Chiara Viale - Director of The New Music (Cineuropa)
We seized the opportunity to meet the young Italian director living in Ireland Chiara Viale to talk about her debut feature film The New Music [+]. The winner of the Spirit of Indie Cork Award in 2019, the film is landing on streaming platforms Amazon Prime Video, iTunes and Sky Store today, Monday 18 January, in Ireland and the UK. The movie's UK distributor is 101 Films, while its sales agent is Silver Mountain Distribution. Set in Dublin, the picture follows the vicissitudes of a young pianist named Adrian (Cilléin McEvoy) suffering from Parkinson’s disease.
Cineuropa: How and when did you decide to embark upon this project?
Chiara Viale: The New Music was born out of a short film which was about twenty pages long and was written in the autumn of 2016. The initial idea was to write the story of a musician who finds he can no longer play. So I started researching the conditions which might cause a young person to experience this type of distress. At the top of this list was Parkinson’s. Also, my father suffered from multi-system atrophy of the autonomic nervous system, a rare degenerative illness, and he passed away in 2013. Looking back, I think there was a desire on my part to investigate this situation which people can find themselves in. Also, in 2017, I was part of – and I still am part of – the Dublin Filmmakers Collective, a group with whom I’d made my first short works. In that year, they decided to set themselves the “challenge” of making a feature film rather than working on several shorts. We showed up with our project and then we started developing the screenplay, starting with the first twenty pages. Next, I made contact with Philip Kidd [the film’s producer], who had already read my short film. During pre-production, we approached Young Parkinson’s Ireland to ask them to read the script and to offer their feedback on our portrayal of the illness. That was how the idea of making this film a non-profit one came about; of embarking upon the path of solidarity and donating the film’s proceeds to charity. It’s an association which spends a great deal of time working with people who are diagnosed with the illness from a young age. Some even display the first signs of the condition before they’re ten years old. Our objective was to create a film full of positive energy, where music plays an important role in helping to overcome difficult times.
How was the story influenced by your collaboration with the association?
There weren’t any huge changes.

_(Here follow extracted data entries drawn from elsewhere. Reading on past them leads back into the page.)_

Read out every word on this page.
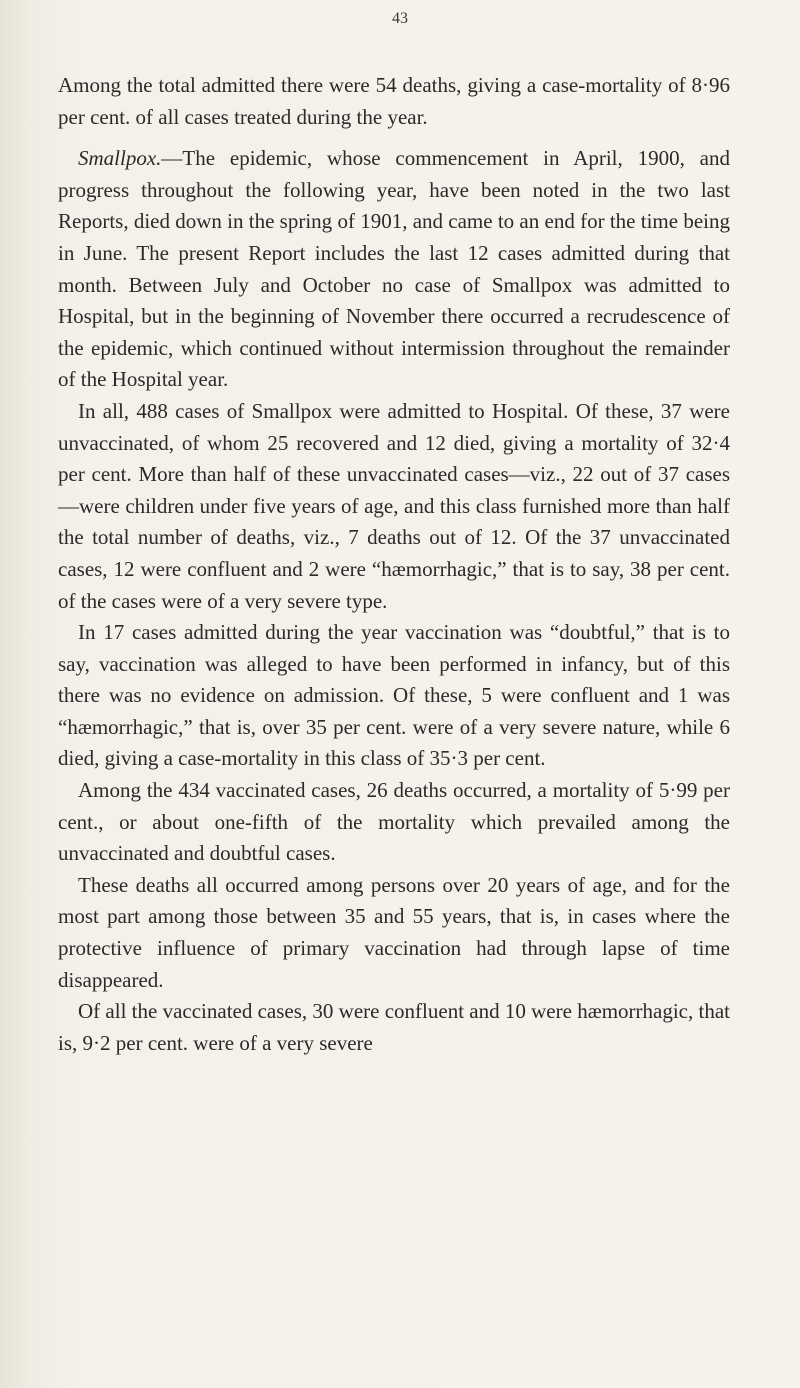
43

Among the total admitted there were 54 deaths, giving a case-mortality of 8·96 per cent. of all cases treated during the year.

Smallpox.—The epidemic, whose commencement in April, 1900, and progress throughout the following year, have been noted in the two last Reports, died down in the spring of 1901, and came to an end for the time being in June. The present Report includes the last 12 cases admitted during that month. Between July and October no case of Smallpox was admitted to Hospital, but in the beginning of November there occurred a recrudescence of the epidemic, which continued without intermission throughout the remainder of the Hospital year.

In all, 488 cases of Smallpox were admitted to Hospital. Of these, 37 were unvaccinated, of whom 25 recovered and 12 died, giving a mortality of 32·4 per cent. More than half of these unvaccinated cases—viz., 22 out of 37 cases—were children under five years of age, and this class furnished more than half the total number of deaths, viz., 7 deaths out of 12. Of the 37 unvaccinated cases, 12 were confluent and 2 were “hæmorrhagic,” that is to say, 38 per cent. of the cases were of a very severe type.

In 17 cases admitted during the year vaccination was “doubtful,” that is to say, vaccination was alleged to have been performed in infancy, but of this there was no evidence on admission. Of these, 5 were confluent and 1 was “hæmorrhagic,” that is, over 35 per cent. were of a very severe nature, while 6 died, giving a case-mortality in this class of 35·3 per cent.

Among the 434 vaccinated cases, 26 deaths occurred, a mortality of 5·99 per cent., or about one-fifth of the mortality which prevailed among the unvaccinated and doubtful cases.

These deaths all occurred among persons over 20 years of age, and for the most part among those between 35 and 55 years, that is, in cases where the protective influence of primary vaccination had through lapse of time disappeared.

Of all the vaccinated cases, 30 were confluent and 10 were hæmorrhagic, that is, 9·2 per cent. were of a very severe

Maybe the fact that I’d experienced a similar family situation lent my story a degree of authenticity. But I did have doubts: I wasn’t sure that some of the things I’d written were right. I needed a great deal of reassurance from the Parkinson’s community over the intensity of my portrayal of the illness. These individuals were very generous in sharing their personal experience with me.
How long did the filming and post-production phases last?
We shot between June and September 2017, and the post-production process was quite a lengthy one, not helped by limits imposed by budget restrictions. We then inserted a few extra scenes in the summer of 2018, once the “No Campaign” [the Irish referendum for the right to abortion, voted upon that year] had ended, otherwise our city shots would have been full of campaign posters. We put the finishing touches to the film in the summer of 2019, ahead of its presentation in Cork.
Are you writing anything new?
Yes, I’m developing another feature film, which I hope to move into the production phase as soon as possible. It’s an Irish story through and through, set in Dublin again and very “urban”, based on our sense of belonging and on family. I think this screenplay is, in part, a product of lockdown. I don’t live in the city in Dublin, so being trapped at home inspired me to write a story which was set there. I missed being able to wander its streets and walk near the river... I returned to writing mostly because of the love I feel for this city.